Learning and robot-human interaction Entertainment is currently one of the most important commercial applications of agent based technology, and particularly of robot technologies. Some researchers have argued for the use of humanoid robots as a means of facilitating interaction. Learning techniques (e.g. learning by imitation) have an important role to play in such systems.

Cognitive Robotics While numeric learning methods have dominated robot learning to date, a significant amount of work is now being done in the interface between robots and logic based representations. This work is sometimes known as cognitive robotics and there have been recent advances [6].

3.3 Summary

In summary while it is obviously difficult to set out a roadmap for robotics research with a great degree of confidence, we believe that the main thrust of work will focus around themes outlined above, namely:

Testing the utility of new techniques in Machine Learning in robot domains.
Integrating different learning techniques into complete robot learning systems.
Integrating learning with prior knowledge.
Using robot learning techniques to solve specific problems in real world applications.

References

[1] Dimitri P. Bertsekas and John N. Tsitsiklis. Neuro-Dynamic Programming. Athena Scientific, 1996.

[2] Nello Cristianini and John Shawe-Taylor. An Introduction to Support Vector Machines : And Other Kernel-Based Learning Methods. Cambridge University Press, 2000.

[3] Michael Lederman Littamn. Algorithms for Sequential Decision Making. PhD thesis, Brown University, March 1996.

[4] Henrik Hautop Lund and Luigi Pagliarini. Robocup jr. with lego mindstorms. In Proceedings of Int. Conf. on Robotics and Automation (ICRA2000), 2000.

[5] Ronald Parr. Hierarchical Control and Learning for Markov Decision Processes. PhD thesis, Computer Science, Berkeley, 1998.

[6] Murray Shanahan and Mark Witkowski. Robot navigation and map building with the event calculus.
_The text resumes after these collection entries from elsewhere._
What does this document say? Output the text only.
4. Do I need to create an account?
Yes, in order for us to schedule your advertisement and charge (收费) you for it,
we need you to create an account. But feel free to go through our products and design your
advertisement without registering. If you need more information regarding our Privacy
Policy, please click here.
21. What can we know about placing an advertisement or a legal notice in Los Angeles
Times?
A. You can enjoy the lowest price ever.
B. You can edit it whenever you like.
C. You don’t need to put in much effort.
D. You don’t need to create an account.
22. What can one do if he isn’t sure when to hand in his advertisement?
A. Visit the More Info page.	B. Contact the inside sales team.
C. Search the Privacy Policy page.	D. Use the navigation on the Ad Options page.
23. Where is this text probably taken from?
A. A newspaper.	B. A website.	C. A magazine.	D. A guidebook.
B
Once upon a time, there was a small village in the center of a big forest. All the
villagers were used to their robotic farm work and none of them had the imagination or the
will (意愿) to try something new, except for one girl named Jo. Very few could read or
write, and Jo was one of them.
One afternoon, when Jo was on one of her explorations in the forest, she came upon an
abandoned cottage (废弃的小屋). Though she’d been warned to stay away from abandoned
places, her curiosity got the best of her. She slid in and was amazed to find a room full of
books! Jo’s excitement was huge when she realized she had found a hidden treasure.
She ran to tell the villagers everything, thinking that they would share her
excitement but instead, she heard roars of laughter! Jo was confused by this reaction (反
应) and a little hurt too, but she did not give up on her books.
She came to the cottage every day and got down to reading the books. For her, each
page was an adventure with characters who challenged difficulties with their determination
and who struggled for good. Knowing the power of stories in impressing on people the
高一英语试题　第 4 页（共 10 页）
In Working Notes of the IJCAI 99 Workshop on Robot Action Planning, 1999.

[7] S. Thrun, M. Bennewitz, W. Burgard, A.B. Cremers, F. Dellaert, D. Fox, D. Haehnel, C. Rosenberg, N. Roy, J.Schulte, and D. Schulz. Minerva: A second generation mobile tour-guide robot. In Proceedings of the IEEE International Conference on Robotics and Automation (ICRA), 1999.

[8] Sebastian Thrun. Probabilistic algorithms in robotics. AI Magazine, 2000.

[9] Michael Vose. The Simple Genetic Algorithm : Foundations and Theory. Bradford Books, 1999.

[10] Jeremy Wyatt and John Demiris, editors. Advances in Robot Learning: Proceedings of the 8th European Workshop on Learning Robots. Springer Verlag, forthcoming.